Minako knew, because it was her job to work in the laundry.
A strange laundry it was in a belowdecks space between Benjaminia and Charlestown, with workers from both towns, all happy,
happy to be doing laundry, sorting, loading into the big industrial
washing machines, using the padded steam-iron machines to press
trousers, all of it so very, very happy.
Except when a young man named Xander had evidently climbed
inside one of the big industrial dryers. It must have happened at night
when the laundry was quiet. He had set the cycle, pushed the Start
button, and used a wad of tape to pull the door shut behind himself,
triggering the dryer to start.
Minako had not found him, but she had been in the area when
the first scream announced the grisly results. Proctors had come running and pulled the bloody, burned body from the dryer. Minako had
seen it slip from their grip and hit the floor.

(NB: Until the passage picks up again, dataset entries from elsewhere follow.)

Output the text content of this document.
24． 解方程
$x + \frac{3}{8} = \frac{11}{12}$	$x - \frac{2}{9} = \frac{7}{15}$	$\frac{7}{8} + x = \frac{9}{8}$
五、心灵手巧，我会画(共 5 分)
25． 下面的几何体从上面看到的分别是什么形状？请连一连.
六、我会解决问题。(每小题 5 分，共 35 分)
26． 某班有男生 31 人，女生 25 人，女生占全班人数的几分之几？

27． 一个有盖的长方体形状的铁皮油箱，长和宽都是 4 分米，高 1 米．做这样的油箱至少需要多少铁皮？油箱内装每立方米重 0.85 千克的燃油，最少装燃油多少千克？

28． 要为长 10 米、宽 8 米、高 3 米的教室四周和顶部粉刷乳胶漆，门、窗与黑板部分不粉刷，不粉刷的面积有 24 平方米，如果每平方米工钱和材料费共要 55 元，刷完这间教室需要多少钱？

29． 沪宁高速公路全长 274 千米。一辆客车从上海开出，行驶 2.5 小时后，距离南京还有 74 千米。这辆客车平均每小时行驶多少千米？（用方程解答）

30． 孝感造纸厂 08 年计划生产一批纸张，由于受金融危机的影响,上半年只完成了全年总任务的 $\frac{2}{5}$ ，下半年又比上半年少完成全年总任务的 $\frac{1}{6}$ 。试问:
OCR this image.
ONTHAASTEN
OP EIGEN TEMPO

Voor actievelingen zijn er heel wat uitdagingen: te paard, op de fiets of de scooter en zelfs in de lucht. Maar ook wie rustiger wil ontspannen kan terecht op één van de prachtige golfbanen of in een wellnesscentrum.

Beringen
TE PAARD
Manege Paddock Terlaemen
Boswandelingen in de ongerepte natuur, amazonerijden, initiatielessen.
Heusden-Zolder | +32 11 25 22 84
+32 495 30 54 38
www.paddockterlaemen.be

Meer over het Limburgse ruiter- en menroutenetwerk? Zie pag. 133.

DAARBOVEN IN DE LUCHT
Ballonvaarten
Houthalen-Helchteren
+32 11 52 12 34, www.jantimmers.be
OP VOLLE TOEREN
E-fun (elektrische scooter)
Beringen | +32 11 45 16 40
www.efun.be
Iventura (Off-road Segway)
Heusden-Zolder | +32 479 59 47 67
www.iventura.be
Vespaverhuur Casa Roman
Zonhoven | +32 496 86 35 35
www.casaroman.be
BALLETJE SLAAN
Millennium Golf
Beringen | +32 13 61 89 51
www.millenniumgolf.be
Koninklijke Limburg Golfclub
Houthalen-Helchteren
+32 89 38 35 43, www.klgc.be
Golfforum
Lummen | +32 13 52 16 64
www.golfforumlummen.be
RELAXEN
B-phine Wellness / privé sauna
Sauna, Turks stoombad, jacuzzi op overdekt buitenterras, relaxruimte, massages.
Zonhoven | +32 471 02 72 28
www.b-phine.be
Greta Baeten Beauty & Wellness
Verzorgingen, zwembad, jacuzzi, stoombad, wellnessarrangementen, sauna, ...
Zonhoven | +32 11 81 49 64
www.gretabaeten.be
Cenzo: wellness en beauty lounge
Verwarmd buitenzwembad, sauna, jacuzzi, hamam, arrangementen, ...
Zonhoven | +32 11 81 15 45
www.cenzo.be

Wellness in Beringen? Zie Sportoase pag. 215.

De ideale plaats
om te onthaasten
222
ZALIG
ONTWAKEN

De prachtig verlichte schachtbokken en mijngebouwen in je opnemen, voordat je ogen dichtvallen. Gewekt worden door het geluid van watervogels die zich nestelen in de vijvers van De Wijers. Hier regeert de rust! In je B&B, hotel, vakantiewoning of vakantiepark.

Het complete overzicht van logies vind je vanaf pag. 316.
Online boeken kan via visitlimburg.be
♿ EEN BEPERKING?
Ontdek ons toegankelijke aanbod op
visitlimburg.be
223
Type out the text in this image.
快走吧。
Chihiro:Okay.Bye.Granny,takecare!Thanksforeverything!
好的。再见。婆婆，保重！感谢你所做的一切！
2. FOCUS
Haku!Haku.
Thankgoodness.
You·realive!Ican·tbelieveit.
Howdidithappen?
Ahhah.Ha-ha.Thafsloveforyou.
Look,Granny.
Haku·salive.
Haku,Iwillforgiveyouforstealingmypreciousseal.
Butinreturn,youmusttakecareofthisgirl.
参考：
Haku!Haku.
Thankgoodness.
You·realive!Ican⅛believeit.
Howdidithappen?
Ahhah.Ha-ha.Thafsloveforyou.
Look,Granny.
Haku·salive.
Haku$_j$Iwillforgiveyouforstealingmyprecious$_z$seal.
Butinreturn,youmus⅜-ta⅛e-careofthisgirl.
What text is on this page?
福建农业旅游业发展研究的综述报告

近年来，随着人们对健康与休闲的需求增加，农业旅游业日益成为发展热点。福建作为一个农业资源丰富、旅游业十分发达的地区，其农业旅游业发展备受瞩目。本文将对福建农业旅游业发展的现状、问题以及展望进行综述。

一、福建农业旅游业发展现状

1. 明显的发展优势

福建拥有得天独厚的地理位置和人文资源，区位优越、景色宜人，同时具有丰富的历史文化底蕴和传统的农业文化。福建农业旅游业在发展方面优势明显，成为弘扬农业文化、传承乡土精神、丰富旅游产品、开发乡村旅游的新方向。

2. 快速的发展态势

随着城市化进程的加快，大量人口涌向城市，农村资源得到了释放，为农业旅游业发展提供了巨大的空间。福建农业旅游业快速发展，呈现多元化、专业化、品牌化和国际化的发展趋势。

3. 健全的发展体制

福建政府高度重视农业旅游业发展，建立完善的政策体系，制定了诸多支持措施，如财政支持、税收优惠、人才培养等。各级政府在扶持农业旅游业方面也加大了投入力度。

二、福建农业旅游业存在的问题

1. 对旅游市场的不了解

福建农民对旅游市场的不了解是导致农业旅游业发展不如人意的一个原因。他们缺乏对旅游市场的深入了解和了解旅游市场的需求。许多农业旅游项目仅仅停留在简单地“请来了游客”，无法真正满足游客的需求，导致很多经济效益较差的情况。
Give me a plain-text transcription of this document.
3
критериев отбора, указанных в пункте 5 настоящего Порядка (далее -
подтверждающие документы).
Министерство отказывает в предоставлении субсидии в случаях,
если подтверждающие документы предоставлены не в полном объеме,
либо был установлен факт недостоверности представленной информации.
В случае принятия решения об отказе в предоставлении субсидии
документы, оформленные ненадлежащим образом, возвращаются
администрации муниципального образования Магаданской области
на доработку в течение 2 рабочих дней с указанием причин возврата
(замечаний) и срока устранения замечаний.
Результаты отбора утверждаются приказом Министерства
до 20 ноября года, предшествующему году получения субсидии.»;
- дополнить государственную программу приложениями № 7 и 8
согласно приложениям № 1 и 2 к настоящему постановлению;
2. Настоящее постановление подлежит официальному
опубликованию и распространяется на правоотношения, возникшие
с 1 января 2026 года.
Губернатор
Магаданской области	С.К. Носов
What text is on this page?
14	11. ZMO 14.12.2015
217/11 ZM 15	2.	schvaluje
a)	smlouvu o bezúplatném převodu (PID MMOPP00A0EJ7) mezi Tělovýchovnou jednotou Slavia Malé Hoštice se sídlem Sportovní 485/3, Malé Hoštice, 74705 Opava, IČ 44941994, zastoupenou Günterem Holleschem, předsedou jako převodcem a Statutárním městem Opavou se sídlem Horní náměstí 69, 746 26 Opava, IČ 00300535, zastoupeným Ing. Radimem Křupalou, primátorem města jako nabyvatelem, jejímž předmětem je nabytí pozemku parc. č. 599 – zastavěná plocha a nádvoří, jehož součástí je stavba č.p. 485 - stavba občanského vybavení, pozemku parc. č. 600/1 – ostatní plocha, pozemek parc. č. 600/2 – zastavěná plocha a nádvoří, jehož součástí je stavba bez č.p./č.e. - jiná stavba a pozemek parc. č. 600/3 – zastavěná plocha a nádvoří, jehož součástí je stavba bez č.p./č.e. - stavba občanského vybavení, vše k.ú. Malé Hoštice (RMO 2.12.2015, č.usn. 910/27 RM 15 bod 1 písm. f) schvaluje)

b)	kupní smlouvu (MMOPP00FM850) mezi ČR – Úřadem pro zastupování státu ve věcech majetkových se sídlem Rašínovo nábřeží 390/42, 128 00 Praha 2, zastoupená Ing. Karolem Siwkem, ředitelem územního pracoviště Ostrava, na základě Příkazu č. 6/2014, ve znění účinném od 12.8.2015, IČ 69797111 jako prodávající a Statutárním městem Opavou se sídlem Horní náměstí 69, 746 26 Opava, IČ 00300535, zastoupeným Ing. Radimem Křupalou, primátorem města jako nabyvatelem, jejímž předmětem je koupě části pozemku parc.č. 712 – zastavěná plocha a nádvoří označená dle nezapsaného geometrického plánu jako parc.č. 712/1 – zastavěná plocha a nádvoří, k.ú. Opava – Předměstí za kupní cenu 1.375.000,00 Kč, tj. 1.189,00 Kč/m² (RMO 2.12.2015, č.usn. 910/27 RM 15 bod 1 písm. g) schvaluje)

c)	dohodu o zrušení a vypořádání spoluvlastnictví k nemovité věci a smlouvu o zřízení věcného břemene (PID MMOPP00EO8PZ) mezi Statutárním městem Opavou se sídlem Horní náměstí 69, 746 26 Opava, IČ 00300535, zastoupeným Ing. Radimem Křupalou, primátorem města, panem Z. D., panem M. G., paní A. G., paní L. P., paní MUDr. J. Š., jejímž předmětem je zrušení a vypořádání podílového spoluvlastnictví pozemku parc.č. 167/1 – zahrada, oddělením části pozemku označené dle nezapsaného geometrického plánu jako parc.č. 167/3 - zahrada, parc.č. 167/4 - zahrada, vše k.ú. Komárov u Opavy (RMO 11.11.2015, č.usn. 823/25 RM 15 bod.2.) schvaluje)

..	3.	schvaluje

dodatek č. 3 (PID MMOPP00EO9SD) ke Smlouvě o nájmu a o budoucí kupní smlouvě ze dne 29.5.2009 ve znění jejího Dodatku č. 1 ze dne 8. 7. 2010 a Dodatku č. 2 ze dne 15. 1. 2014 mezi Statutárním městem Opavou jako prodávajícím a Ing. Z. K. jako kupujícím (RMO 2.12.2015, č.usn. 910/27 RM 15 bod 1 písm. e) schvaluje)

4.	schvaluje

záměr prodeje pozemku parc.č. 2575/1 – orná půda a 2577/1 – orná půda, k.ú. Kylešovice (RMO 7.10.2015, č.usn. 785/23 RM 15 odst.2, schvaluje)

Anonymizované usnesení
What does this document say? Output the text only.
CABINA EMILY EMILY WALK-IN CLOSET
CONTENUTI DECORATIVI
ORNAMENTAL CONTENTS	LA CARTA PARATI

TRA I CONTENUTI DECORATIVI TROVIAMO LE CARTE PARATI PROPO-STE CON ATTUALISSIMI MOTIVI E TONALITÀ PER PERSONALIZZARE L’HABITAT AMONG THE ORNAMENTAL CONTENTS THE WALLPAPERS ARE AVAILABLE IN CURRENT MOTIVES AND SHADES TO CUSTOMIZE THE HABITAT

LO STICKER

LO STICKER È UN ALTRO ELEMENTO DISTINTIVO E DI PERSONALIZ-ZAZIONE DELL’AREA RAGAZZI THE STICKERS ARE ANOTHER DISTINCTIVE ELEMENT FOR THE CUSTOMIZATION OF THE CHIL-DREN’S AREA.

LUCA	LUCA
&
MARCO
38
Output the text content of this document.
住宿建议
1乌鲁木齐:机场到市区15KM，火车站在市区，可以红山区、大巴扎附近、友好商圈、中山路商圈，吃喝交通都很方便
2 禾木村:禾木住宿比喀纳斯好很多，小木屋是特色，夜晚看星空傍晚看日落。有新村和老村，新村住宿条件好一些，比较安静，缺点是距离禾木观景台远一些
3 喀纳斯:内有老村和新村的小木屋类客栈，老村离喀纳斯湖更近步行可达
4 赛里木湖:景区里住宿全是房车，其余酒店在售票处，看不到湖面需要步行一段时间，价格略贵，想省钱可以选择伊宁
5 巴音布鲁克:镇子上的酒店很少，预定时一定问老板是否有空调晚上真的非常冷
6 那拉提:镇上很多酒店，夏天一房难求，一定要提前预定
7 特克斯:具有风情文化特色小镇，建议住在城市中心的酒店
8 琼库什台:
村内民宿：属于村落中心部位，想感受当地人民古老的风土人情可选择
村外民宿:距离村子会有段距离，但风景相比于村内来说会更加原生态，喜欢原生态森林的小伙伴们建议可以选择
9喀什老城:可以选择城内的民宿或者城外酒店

Suicide by dryer. So. Not everyone was happy, happy, happy you.
Ever since she had reached puberty and the obsessive compulsive disorder had worsened, Minako had suspected she was crazy.
But it was impossible that these people could be genuinely happy,
deprived of their families, taken from their homes, kept in an awful
steel ball and made to do drudge work all day. Xander was the proof,
wasn’t he?
Either they were mad or Minako was, and for the first time in
Minako’s life she had begun to suspect that here, at least, she was the
least crazy person around.
She changed clothing, acutely aware, as she often was, of a sense
of being watched, even when she changed clothes. Even when she
used the toilet or showered. There were no secrets aboard the Doll
Ship. No need for secrets when everyone was so happy they sometimes locked themselves in a dryer.
She joined the rush of people down to the commons, the flat
space at the bottom of the dome; there was no alternative, and she
hoped, somehow, that these Great Souls would be rational. In any
event she would get to see the men responsible for this place, the gods
of this monstrous sphere. Maybe they would see that they had made
a terrible mistake taking her and that she—she somehow being different than all these other people—should be returned to her home.
The word home made her throat tighten.